To receive a presentation.

Minutes:

5.1

The Board considered an update on the Better Care Fund from Peter Moore Director of Strategy and Integration, Clinical Commissioning Group. The presentation included the principles of the Better Care Fund; the achievements of joint work between organisations in the past year and learning during that time. The themes and plans for the forthcoming year were also outlined, as summarized below:

 

 

5.2

·       Implement a new model of Active Recovery

·       Redesign the discharge process and reduce delayed transfers of care

·       Optimise the use of the Disabled Facilities Grant

·       Integrate care home market management functions

·       Join up long-term support adults’ assessments

·       Join up assessment and review between health and care for children with complex needs and SEND (Special Educational Needs and Disabilities)

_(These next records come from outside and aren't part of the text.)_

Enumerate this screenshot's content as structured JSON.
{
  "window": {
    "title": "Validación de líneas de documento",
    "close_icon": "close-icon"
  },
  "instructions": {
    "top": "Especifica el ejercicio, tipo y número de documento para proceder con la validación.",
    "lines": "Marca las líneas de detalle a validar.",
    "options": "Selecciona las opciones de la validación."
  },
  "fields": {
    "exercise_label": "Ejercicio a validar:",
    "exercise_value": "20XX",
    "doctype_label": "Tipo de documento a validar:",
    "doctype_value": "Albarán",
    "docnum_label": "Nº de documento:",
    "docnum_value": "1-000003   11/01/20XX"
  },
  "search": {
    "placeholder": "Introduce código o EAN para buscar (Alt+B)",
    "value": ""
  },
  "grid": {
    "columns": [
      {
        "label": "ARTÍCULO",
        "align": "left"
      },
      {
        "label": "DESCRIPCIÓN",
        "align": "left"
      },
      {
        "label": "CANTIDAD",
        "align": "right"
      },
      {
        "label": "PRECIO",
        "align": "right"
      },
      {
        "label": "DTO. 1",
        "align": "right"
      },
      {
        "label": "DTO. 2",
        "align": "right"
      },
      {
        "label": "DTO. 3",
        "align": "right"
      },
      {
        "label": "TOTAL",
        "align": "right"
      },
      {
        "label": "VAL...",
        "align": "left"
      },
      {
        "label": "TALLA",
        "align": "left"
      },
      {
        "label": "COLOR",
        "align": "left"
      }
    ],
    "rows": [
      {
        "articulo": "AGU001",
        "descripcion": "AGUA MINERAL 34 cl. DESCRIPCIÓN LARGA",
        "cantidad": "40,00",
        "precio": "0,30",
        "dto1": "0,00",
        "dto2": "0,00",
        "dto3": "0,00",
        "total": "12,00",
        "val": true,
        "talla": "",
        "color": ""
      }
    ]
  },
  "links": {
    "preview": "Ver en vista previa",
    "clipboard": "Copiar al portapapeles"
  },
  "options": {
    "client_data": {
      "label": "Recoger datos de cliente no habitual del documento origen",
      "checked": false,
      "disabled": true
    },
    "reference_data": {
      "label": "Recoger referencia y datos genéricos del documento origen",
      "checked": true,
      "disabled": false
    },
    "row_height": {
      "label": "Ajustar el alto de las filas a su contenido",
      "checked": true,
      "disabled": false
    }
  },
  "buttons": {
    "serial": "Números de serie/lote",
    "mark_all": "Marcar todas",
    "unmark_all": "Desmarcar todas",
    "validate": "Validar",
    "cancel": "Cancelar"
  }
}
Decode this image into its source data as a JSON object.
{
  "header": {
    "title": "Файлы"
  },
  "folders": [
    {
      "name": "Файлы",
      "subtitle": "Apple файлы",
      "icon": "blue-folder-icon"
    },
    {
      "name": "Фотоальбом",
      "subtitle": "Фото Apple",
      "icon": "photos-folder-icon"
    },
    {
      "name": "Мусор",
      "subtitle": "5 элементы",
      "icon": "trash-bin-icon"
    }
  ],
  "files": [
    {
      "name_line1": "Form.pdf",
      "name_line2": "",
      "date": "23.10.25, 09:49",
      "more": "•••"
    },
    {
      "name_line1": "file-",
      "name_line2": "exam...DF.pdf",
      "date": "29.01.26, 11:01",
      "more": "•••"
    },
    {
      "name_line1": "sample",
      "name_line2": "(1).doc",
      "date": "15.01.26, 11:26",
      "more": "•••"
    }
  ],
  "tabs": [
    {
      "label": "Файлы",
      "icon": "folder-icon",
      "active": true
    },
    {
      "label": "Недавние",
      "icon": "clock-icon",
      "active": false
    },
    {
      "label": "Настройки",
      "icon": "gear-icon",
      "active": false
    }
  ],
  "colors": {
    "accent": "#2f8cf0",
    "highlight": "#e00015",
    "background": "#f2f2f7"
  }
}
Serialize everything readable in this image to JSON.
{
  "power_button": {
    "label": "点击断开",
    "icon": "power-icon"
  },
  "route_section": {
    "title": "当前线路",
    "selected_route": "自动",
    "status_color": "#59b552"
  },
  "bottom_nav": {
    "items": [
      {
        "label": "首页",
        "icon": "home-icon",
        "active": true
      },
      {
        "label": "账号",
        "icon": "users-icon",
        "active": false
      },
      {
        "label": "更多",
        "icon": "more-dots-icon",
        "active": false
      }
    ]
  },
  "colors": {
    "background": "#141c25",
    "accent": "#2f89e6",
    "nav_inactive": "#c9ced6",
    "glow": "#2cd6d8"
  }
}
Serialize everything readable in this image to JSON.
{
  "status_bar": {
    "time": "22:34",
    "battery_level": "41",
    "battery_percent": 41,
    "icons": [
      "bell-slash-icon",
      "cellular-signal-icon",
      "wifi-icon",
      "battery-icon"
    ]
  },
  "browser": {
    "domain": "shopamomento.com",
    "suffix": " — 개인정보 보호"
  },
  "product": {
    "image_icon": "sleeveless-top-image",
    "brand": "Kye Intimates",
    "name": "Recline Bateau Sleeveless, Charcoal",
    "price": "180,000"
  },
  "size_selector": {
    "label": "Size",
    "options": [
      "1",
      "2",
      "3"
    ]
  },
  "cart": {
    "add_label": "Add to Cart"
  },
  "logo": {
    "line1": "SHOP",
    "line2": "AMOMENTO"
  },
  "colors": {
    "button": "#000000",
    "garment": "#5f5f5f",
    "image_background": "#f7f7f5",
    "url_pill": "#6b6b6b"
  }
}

·       Implement an assess to admit model to reduce non-elective admissions

·       Prepare business cases for key areas of mental health transformation

·       Continue to implement our approach to social prescribing

·       Improve access to children and young people’s mental health services

·       Increase the personalisation of maternity care

 

 

5.3

Members of the Board discussed the issues raised in the presentation, as summarised below:

 

 

5.4

There were issues to be overcome relating to the use of funding and the relevant framework to enable this and it was not clear whether some of the problems relating to the Better Care Fund were a matter of national policy or local detail. However, there was a partnership approach whereby plans were owned jointly between health and social care. It was hoped that the development of Accountable Care Partnerships would assist the process of delivery of improvement as set out in place based plans. This approach would include commissioners and providers.

 

 

5.5

Ambitious plans were in place and there were challenges to overcome, including organisational boundaries and budget cycles. Whilst the involvement of more organisations was something to be welcomed, effective decision making was also required. The internal market which had been introduced in health in the past two decades had resulted in both successes and failures and one problem was that it created a fragmented system with artificial boundaries, which would need to be removed if a more integrated model was to be successful. The links to the JSNA also needed to be recognised.

 

 

5.6

RESOLVED: that the presentation is noted and to request that the relevant plans relating to the Better Care Fund are submitted for approval to a meeting of the Board in May 2017.